Chris Little osis-core@bibletechnologieswg.org
Sun, 19 Oct 2003 01:25:22 -0700 (MST)


Todd,

For one, it's questionable whether we can really say any language can be 
unambiguously identified.  But let's suppose we really know what English 
is and we really know that 'en' identifies it.  ISO 639 does a better job 
of unambiguously identifying some languages than it does for others.  
There are a bunch of codes that describe groups of codes, such as "Native 
America Indian" and "Austronesian (Other)".

So, it's not quite true that Javanese has no ISO code, it's just a very, 
very ambiguous code shared with hundreds of other langauges.  (The code 
would be 'map' -- "Austronesian (Other)".)

I think it is valuable to keep type="...", since some organizations use 
those codes themselves for various sorting purposes (e.g. the Library of 
Congress uses ISO 639-2/B and SIL uses Ethnologue codes).  If they need to 
use such data, I think we should provide a place to hold it.

But for interoperability, IETF/xml:lang is probably best.
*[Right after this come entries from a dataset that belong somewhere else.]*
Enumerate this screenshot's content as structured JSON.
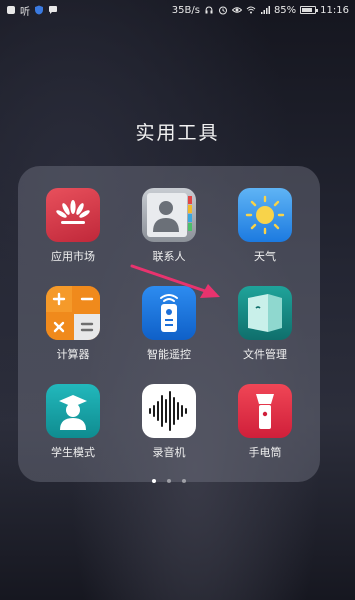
{
  "status_bar": {
    "left_text": "听",
    "network_speed": "35B/s",
    "battery_percent": "85%",
    "time": "11:16",
    "battery_level": 0.85
  },
  "folder": {
    "title": "实用工具",
    "apps": [
      {
        "label": "应用市场",
        "icon": "app-market-icon",
        "color": "#d63a4a"
      },
      {
        "label": "联系人",
        "icon": "contacts-icon",
        "color": "#9aa0a8"
      },
      {
        "label": "天气",
        "icon": "weather-icon",
        "color": "#2f8fe8"
      },
      {
        "label": "计算器",
        "icon": "calculator-icon",
        "color": "#f08a1c"
      },
      {
        "label": "智能遥控",
        "icon": "remote-control-icon",
        "color": "#1a7be0"
      },
      {
        "label": "文件管理",
        "icon": "file-manager-icon",
        "color": "#1a8f8a"
      },
      {
        "label": "学生模式",
        "icon": "student-mode-icon",
        "color": "#16a3a6"
      },
      {
        "label": "录音机",
        "icon": "recorder-icon",
        "color": "#ffffff"
      },
      {
        "label": "手电筒",
        "icon": "flashlight-icon",
        "color": "#e8324a"
      }
    ],
    "page_count": 3,
    "active_page": 1
  },
  "annotation": {
    "arrow_color": "#e8336e"
  }
}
What are your thoughts on also adding "English", "French", & "native" to 
the types enumeration.  Is that unnecessary/inappropriate?


--Chris


On Fri, 17 Oct 2003, Todd Tillinghast wrote:

> Chris,
> 
> If there is a way to unambiguously express ALL of the various language
> values using xml:lang in a IETF compliant string then it would seem to
> make sense to use that same structure for the value of <language> and
> for xml:lang AND not have a type="..." set of enumerated types.
> 
> Ex: 
> Javanese for which there is not ISO code:
> <osisText xml:lang="x-SIL-JVN">
> and 
> <work>
>    <language>x-SIL-JVN</language>
> </work>
> 
> Albanian:
> <osisText xml:lang="sq">
> and 
> <work>
>    <language>sq</language>
>    <language>x-ISO-639-1-sq</language>
>    <language>x-ISO-639-2-T-sqi</language>
>    <language>x-ISO-639-2-B-alb</language>
>    <language>x-SIL-ALS</language>
> </work>
> 
> This would keep the xml:lang and <language> values consistent.  It would
> seem that we will have to enumerate the "x-" alternatives for xml:lang
> in the documentation so we might as well use the same structure both
> places.  
> 
> I believe that "x-" is allowed in the w3c's xml.xsd schema so the above
> options should work.  (Naturally if there is already an established
> syntax for ISO values within xml:lang we should use it rather than my x-
> values above.)